Methods: Twenty physicians in the primary care clinics of two Veterans Affairs Medical Centers were randomly selected among consenting residents and faculty (97% agreed to participate). Data were collected from standardized (actor) patients, who served as the gold standard and presented undetected as patients to physician subjects, and from the medical record generated from these visits. Quality criteria were developed from national guidelines and a modified Delphi technique for four common medical conditions. These were then recorded by a standardized patient or abstracted from the medical record. Physician subjects completed 160 evaluations of standardized patients (8 cases x 20 physicians). We determined the proportion of criteria reported in the medical record but not by the standardized patient (false positives). We also determined the distribution of false positives according to domain (history, physical exam, diagnosis, treatment), study site, physician subjects, and actor patients. False positive rates at the two study sites were compared by t-test.
Results: Compared to the gold standard of standardized patients, false positives were identified in the medical record for 6.4% of measured items overall. False positives were higher for physical examination (13.5%) and diagnosis (14.6%) than for history (3.8%) and treatment (3.4%). The difference in false positive rates between site 1 (7.1%) and site 2 (5.7%) was not statistically different (p = 0.34). The proportion of false positives for individual physician subjects ranged from 2.2% to 13.0% and for actor patients from 1.4% to 11.6%.
Conclusions: These results suggest that chart abstraction may overestimate the quality of care due to false positives.
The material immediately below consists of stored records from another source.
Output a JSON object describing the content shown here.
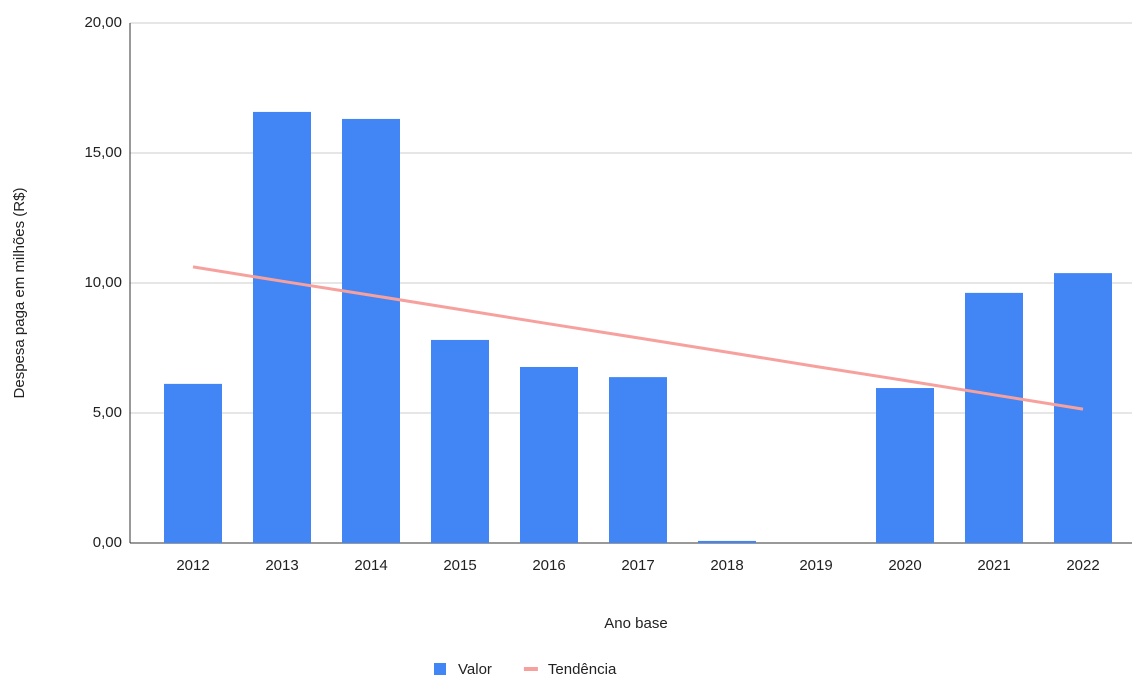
{
  "chart_data": {
    "type": "bar",
    "x_label": "Ano base",
    "y_label": "Despesa paga em milhões (R$)",
    "categories": [
      "2012",
      "2013",
      "2014",
      "2015",
      "2016",
      "2017",
      "2018",
      "2019",
      "2020",
      "2021",
      "2022"
    ],
    "series": [
      {
        "name": "Valor",
        "color": "#4285f4",
        "values": [
          6.12,
          16.58,
          16.31,
          7.81,
          6.77,
          6.38,
          0.08,
          0,
          5.96,
          9.62,
          10.38
        ]
      },
      {
        "name": "Tendência",
        "color": "#f6a19d",
        "type": "line",
        "values": [
          10.62,
          10.07,
          9.53,
          8.98,
          8.43,
          7.89,
          7.34,
          6.79,
          6.25,
          5.7,
          5.15
        ]
      }
    ],
    "ylim": [
      0,
      20
    ],
    "yticks": [
      {
        "value": 0,
        "label": "0,00"
      },
      {
        "value": 5,
        "label": "5,00"
      },
      {
        "value": 10,
        "label": "10,00"
      },
      {
        "value": 15,
        "label": "15,00"
      },
      {
        "value": 20,
        "label": "20,00"
      }
    ],
    "grid": true,
    "legend": "bottom"
  }
}
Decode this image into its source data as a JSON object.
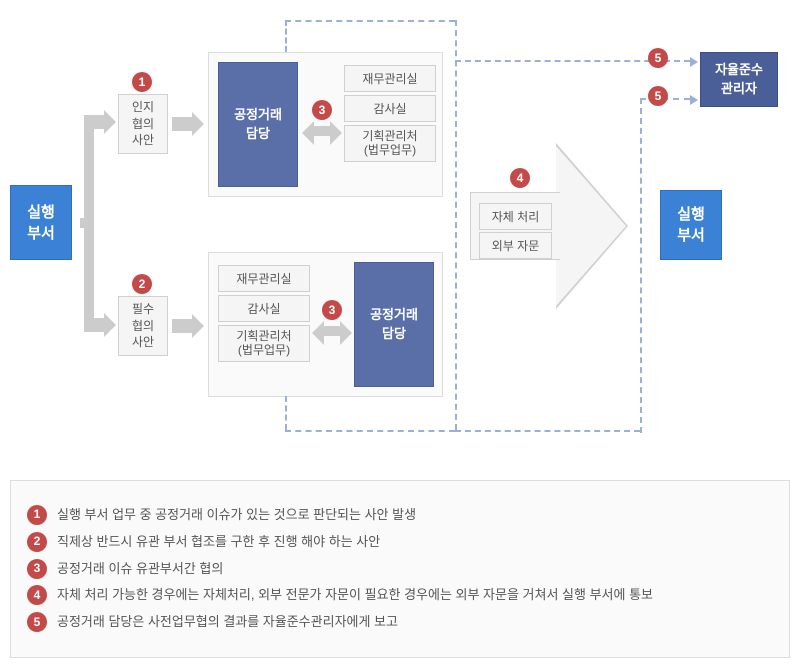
{
  "colors": {
    "blue": "#3b82d6",
    "navy": "#5a6fa8",
    "darknavy": "#4a5f98",
    "grey_bg": "#f5f5f5",
    "grey_border": "#d0d0d0",
    "panel_bg": "#fafafa",
    "badge": "#c44a4a",
    "dash": "#9ab0d8",
    "arrow_grey": "#cccccc"
  },
  "nodes": {
    "start": "실행\n부서",
    "end": "실행\n부서",
    "step1_label": "인지\n협의\n사안",
    "step2_label": "필수\n협의\n사안",
    "fair_trade": "공정거래\n담당",
    "dept_finance": "재무관리실",
    "dept_audit": "감사실",
    "dept_legal": "기획관리처\n(법무업무)",
    "step4_a": "자체 처리",
    "step4_b": "외부 자문",
    "compliance": "자율준수\n관리자"
  },
  "badges": {
    "b1": "1",
    "b2": "2",
    "b3": "3",
    "b4": "4",
    "b5": "5"
  },
  "legend": {
    "l1": "실행 부서 업무 중 공정거래 이슈가 있는 것으로 판단되는 사안 발생",
    "l2": "직제상 반드시 유관 부서 협조를 구한 후 진행 해야 하는 사안",
    "l3": "공정거래 이슈 유관부서간 협의",
    "l4": "자체 처리 가능한 경우에는 자체처리, 외부 전문가 자문이 필요한 경우에는 외부 자문을 거쳐서 실행 부서에 통보",
    "l5": "공정거래 담당은 사전업무협의 결과를 자율준수관리자에게 보고"
  }
}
The clustering of false positives in the domains of physical examination and diagnosis suggests that these are not incidental occurrences or under-reporting by actor patients. Though false positives in the physical examination could result from careless documentation by physician subjects, they may indicate intentional misrepresentation of the process of care, perhaps to up-code a visit or save time by adding an exam element not performed. Such fabrication would violate ethical standards essential to the integrity of clinical practice, potentially putting patients at risk by including misinformation in the medical record. By contrast, documentation of diagnosis in the medical record but not by the actor patient would represent an important lapse in communication of essential information.
Impact: These data indicate that some physicians may actually perform less care than they report in the medical record. Improved evaluation methods are needed to detect such irregularities as well as guidelines to determine appropriate actions when potentially unethical conduct is identified in studies of quality.